Oil climbs on signs of recovery in Asia and increasing air travel
SINGAPORE (Bloomberg) --Oil snapped a two-day losing streak on growing signs that consumption in key regions is edging higher.
Crude demand in Asia is almost back to pre-virus levels, Saudi Aramco Chief Executive Officer Amin Nasser said Sunday. Meanwhile, oil drilling in the U.S. fell to a 15-year low and the number of active global rigs is at a record low, as explorers abandoned growth plans and as billions of barrels from old discoveries became worthless.

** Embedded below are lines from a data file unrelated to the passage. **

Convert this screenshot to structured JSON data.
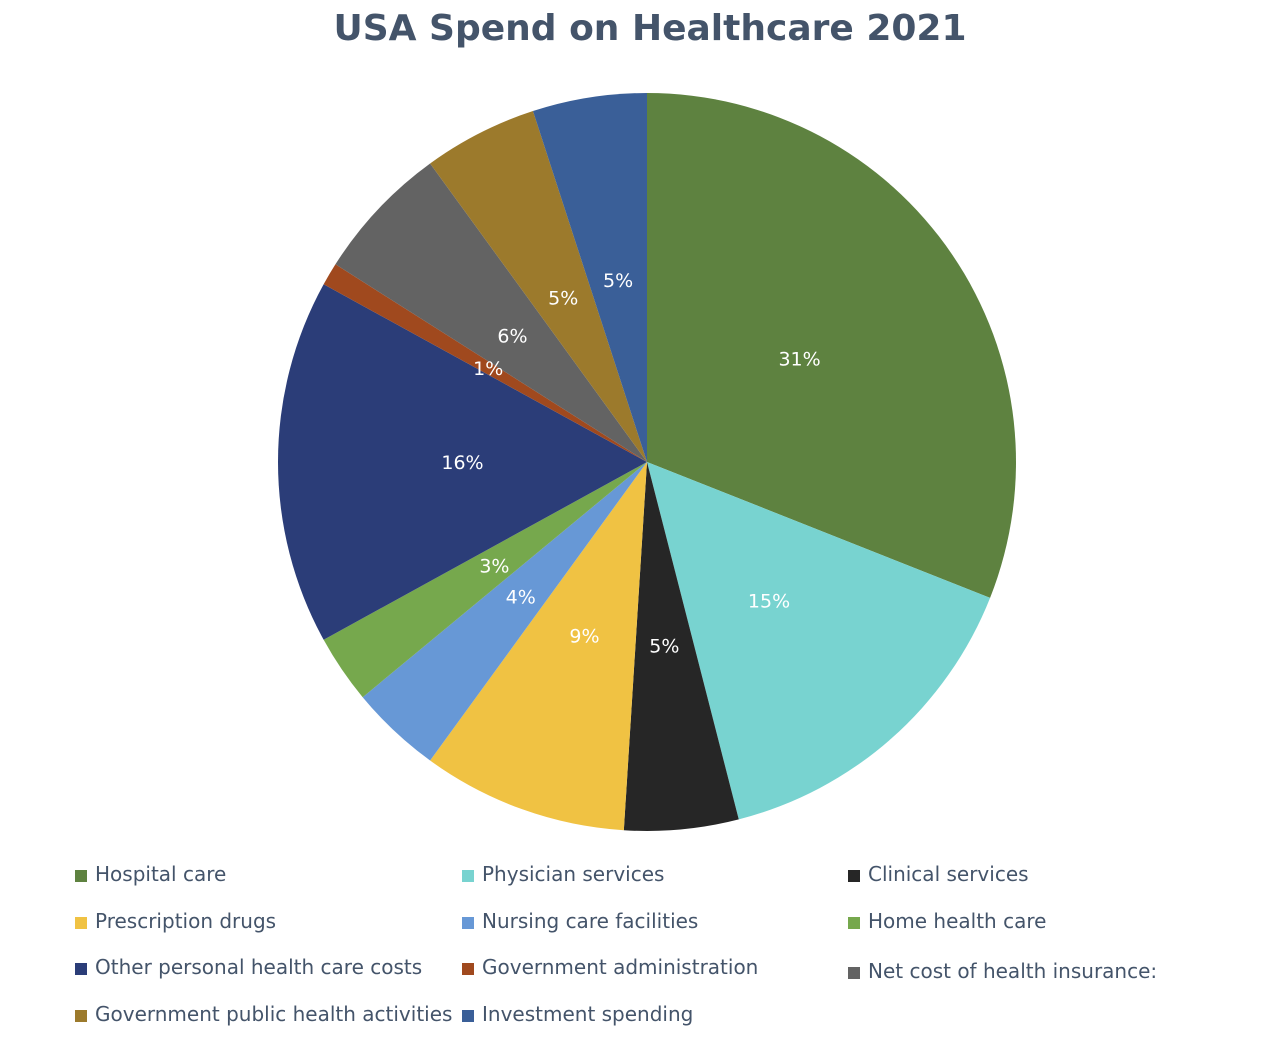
{
  "chart_data": {
    "type": "pie",
    "title": "USA Spend on Healthcare 2021",
    "start": "top",
    "direction": "clockwise",
    "legend_position": "bottom",
    "slices": [
      {
        "name": "Hospital care",
        "value": 31,
        "label": "31%",
        "color": "#5e8240"
      },
      {
        "name": "Physician services",
        "value": 15,
        "label": "15%",
        "color": "#78d3d0"
      },
      {
        "name": "Clinical services",
        "value": 5,
        "label": "5%",
        "color": "#262626"
      },
      {
        "name": "Prescription drugs",
        "value": 9,
        "label": "9%",
        "color": "#f0c243"
      },
      {
        "name": "Nursing care facilities",
        "value": 4,
        "label": "4%",
        "color": "#6798d6"
      },
      {
        "name": "Home health care",
        "value": 3,
        "label": "3%",
        "color": "#76a84d"
      },
      {
        "name": "Other personal health care costs",
        "value": 16,
        "label": "16%",
        "color": "#2b3d78"
      },
      {
        "name": "Government administration",
        "value": 1,
        "label": "1%",
        "color": "#a0491e"
      },
      {
        "name": "Net cost of health insurance:",
        "value": 6,
        "label": "6%",
        "color": "#636363"
      },
      {
        "name": "Government public health activities",
        "value": 5,
        "label": "5%",
        "color": "#9c7a2c"
      },
      {
        "name": "Investment spending",
        "value": 5,
        "label": "5%",
        "color": "#3a5f98"
      }
    ]
  }
}
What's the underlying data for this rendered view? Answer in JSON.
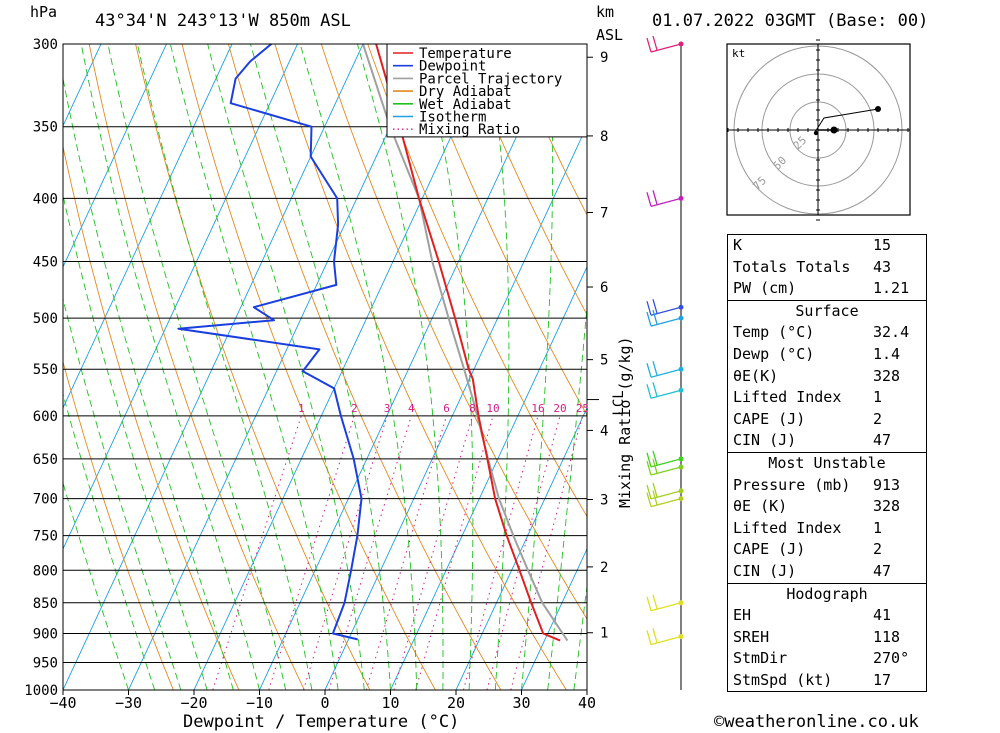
{
  "header": {
    "hpa_label": "hPa",
    "location": "43°34'N  243°13'W  850m  ASL",
    "km_label": "km",
    "asl_label": "ASL",
    "datetime": "01.07.2022  03GMT  (Base: 00)"
  },
  "footer": {
    "xlabel": "Dewpoint / Temperature (°C)",
    "credit": "©weatheronline.co.uk",
    "mixing_label": "Mixing Ratio (g/kg)"
  },
  "chart_data": {
    "type": "skew-t",
    "xlim": [
      -40,
      40
    ],
    "x_ticks": [
      -40,
      -30,
      -20,
      -10,
      0,
      10,
      20,
      30,
      40
    ],
    "pressure_levels": [
      300,
      350,
      400,
      450,
      500,
      550,
      600,
      650,
      700,
      750,
      800,
      850,
      900,
      950,
      1000
    ],
    "km_ticks": [
      1,
      2,
      3,
      4,
      5,
      6,
      7,
      8,
      9
    ],
    "lcl_label": "LCL",
    "lcl_pressure": 582,
    "mixing_ratio_values": [
      1,
      2,
      3,
      4,
      6,
      8,
      10,
      16,
      20,
      25
    ],
    "legend": [
      {
        "name": "Temperature",
        "color": "#e02020",
        "style": "solid"
      },
      {
        "name": "Dewpoint",
        "color": "#1a3fe0",
        "style": "solid"
      },
      {
        "name": "Parcel Trajectory",
        "color": "#a0a0a0",
        "style": "solid"
      },
      {
        "name": "Dry Adiabat",
        "color": "#e08a20",
        "style": "solid"
      },
      {
        "name": "Wet Adiabat",
        "color": "#20c020",
        "style": "solid"
      },
      {
        "name": "Isotherm",
        "color": "#20a0e0",
        "style": "solid"
      },
      {
        "name": "Mixing Ratio",
        "color": "#d0208a",
        "style": "dotted"
      }
    ],
    "temperature": [
      {
        "p": 912,
        "t": 32.4
      },
      {
        "p": 900,
        "t": 29.3
      },
      {
        "p": 850,
        "t": 25.3
      },
      {
        "p": 800,
        "t": 21.2
      },
      {
        "p": 750,
        "t": 16.8
      },
      {
        "p": 700,
        "t": 12.4
      },
      {
        "p": 650,
        "t": 8.4
      },
      {
        "p": 600,
        "t": 4.0
      },
      {
        "p": 560,
        "t": 0.5
      },
      {
        "p": 550,
        "t": -0.8
      },
      {
        "p": 500,
        "t": -6.5
      },
      {
        "p": 450,
        "t": -13.0
      },
      {
        "p": 400,
        "t": -20.5
      },
      {
        "p": 350,
        "t": -28.5
      },
      {
        "p": 300,
        "t": -38.0
      }
    ],
    "dewpoint": [
      {
        "p": 910,
        "t": 1.4
      },
      {
        "p": 900,
        "t": -2.8
      },
      {
        "p": 850,
        "t": -3.2
      },
      {
        "p": 800,
        "t": -4.5
      },
      {
        "p": 750,
        "t": -6.0
      },
      {
        "p": 700,
        "t": -8.0
      },
      {
        "p": 650,
        "t": -12.0
      },
      {
        "p": 600,
        "t": -17.0
      },
      {
        "p": 570,
        "t": -20.0
      },
      {
        "p": 552,
        "t": -26.0
      },
      {
        "p": 530,
        "t": -25.0
      },
      {
        "p": 510,
        "t": -48.0
      },
      {
        "p": 502,
        "t": -34.0
      },
      {
        "p": 490,
        "t": -38.0
      },
      {
        "p": 470,
        "t": -27.0
      },
      {
        "p": 450,
        "t": -29.0
      },
      {
        "p": 420,
        "t": -31.0
      },
      {
        "p": 400,
        "t": -33.0
      },
      {
        "p": 370,
        "t": -40.0
      },
      {
        "p": 350,
        "t": -42.0
      },
      {
        "p": 335,
        "t": -56.0
      },
      {
        "p": 320,
        "t": -57.0
      },
      {
        "p": 310,
        "t": -56.0
      },
      {
        "p": 300,
        "t": -54.0
      }
    ],
    "parcel": [
      {
        "p": 912,
        "t": 33.5
      },
      {
        "p": 850,
        "t": 27.0
      },
      {
        "p": 800,
        "t": 22.5
      },
      {
        "p": 750,
        "t": 17.8
      },
      {
        "p": 700,
        "t": 13.0
      },
      {
        "p": 650,
        "t": 8.5
      },
      {
        "p": 600,
        "t": 3.8
      },
      {
        "p": 582,
        "t": 2.0
      },
      {
        "p": 550,
        "t": -1.5
      },
      {
        "p": 500,
        "t": -7.5
      },
      {
        "p": 450,
        "t": -14.0
      },
      {
        "p": 400,
        "t": -20.5
      },
      {
        "p": 350,
        "t": -30.0
      },
      {
        "p": 300,
        "t": -40.0
      }
    ],
    "wind_barbs": [
      {
        "p": 300,
        "color": "#e0207a"
      },
      {
        "p": 400,
        "color": "#c020c0"
      },
      {
        "p": 490,
        "color": "#3050e0"
      },
      {
        "p": 500,
        "color": "#20a0e0"
      },
      {
        "p": 550,
        "color": "#20b0e0"
      },
      {
        "p": 572,
        "color": "#20c0d0"
      },
      {
        "p": 650,
        "color": "#40d020"
      },
      {
        "p": 660,
        "color": "#80d020"
      },
      {
        "p": 690,
        "color": "#a0d020"
      },
      {
        "p": 700,
        "color": "#b0d020"
      },
      {
        "p": 850,
        "color": "#e0e020"
      },
      {
        "p": 905,
        "color": "#e0e020"
      }
    ],
    "hodograph": {
      "units": "kt",
      "rings": [
        25,
        50,
        75
      ]
    }
  },
  "indices": {
    "general": [
      {
        "label": "K",
        "value": "15"
      },
      {
        "label": "Totals Totals",
        "value": "43"
      },
      {
        "label": "PW (cm)",
        "value": "1.21"
      }
    ],
    "surface": {
      "title": "Surface",
      "rows": [
        {
          "label": "Temp (°C)",
          "value": "32.4"
        },
        {
          "label": "Dewp (°C)",
          "value": "1.4"
        },
        {
          "label": "θE(K)",
          "value": "328"
        },
        {
          "label": "Lifted Index",
          "value": "1"
        },
        {
          "label": "CAPE (J)",
          "value": "2"
        },
        {
          "label": "CIN (J)",
          "value": "47"
        }
      ]
    },
    "most_unstable": {
      "title": "Most Unstable",
      "rows": [
        {
          "label": "Pressure (mb)",
          "value": "913"
        },
        {
          "label": "θE (K)",
          "value": "328"
        },
        {
          "label": "Lifted Index",
          "value": "1"
        },
        {
          "label": "CAPE (J)",
          "value": "2"
        },
        {
          "label": "CIN (J)",
          "value": "47"
        }
      ]
    },
    "hodograph": {
      "title": "Hodograph",
      "rows": [
        {
          "label": "EH",
          "value": "41"
        },
        {
          "label": "SREH",
          "value": "118"
        },
        {
          "label": "StmDir",
          "value": "270°"
        },
        {
          "label": "StmSpd (kt)",
          "value": "17"
        }
      ]
    }
  },
  "colors": {
    "isobar": "#000000",
    "temperature": "#e02020",
    "dewpoint": "#1a3fe0",
    "parcel": "#a0a0a0",
    "dry_adiabat": "#e08a20",
    "wet_adiabat": "#20c020",
    "isotherm": "#20a0e0",
    "mixing_ratio": "#d0208a"
  }
}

Oil last week broke through the top end of the range it has been stuck in for months, but it struggled to sustain that move as rising virus infections raised doubts about a sustained economic recovery. At the same time, OPEC+ is set to test the appetite for demand, returning some supply to the market from this month following historic production cuts.
“A lot of traders are still thinking of V-shaped recoveries for oil demand and the economy, but we don’t think that is going to happen,” said Paul Horsnell, head of commodities research at Standard Chartered. The market has seen “no convincing sustained break up or down and remarkably low volatility.”
- West Texas Intermediate for September delivery rose 1.7% to $41.91 a barrel as of 10:24 a.m. London time
- Brent for October settlement gained 1.2% to $44.95
In a sign of recovering consumption, the number of commercial flights rose almost 6% from the previous week’s average in the seven days to Sunday, according to FlightRadar24 data. The average of 67,000 planes in the sky was still far below the more than 100,000 pre-Covid.
There are also still plenty of reasons to be concerned about the pace of the recovery. The 3-2-1 refining margin for combined gasoline and diesel against U.S. WTI -- a rough profit gauge for processing a barrel of crude -- was at its weakest level since June on Friday.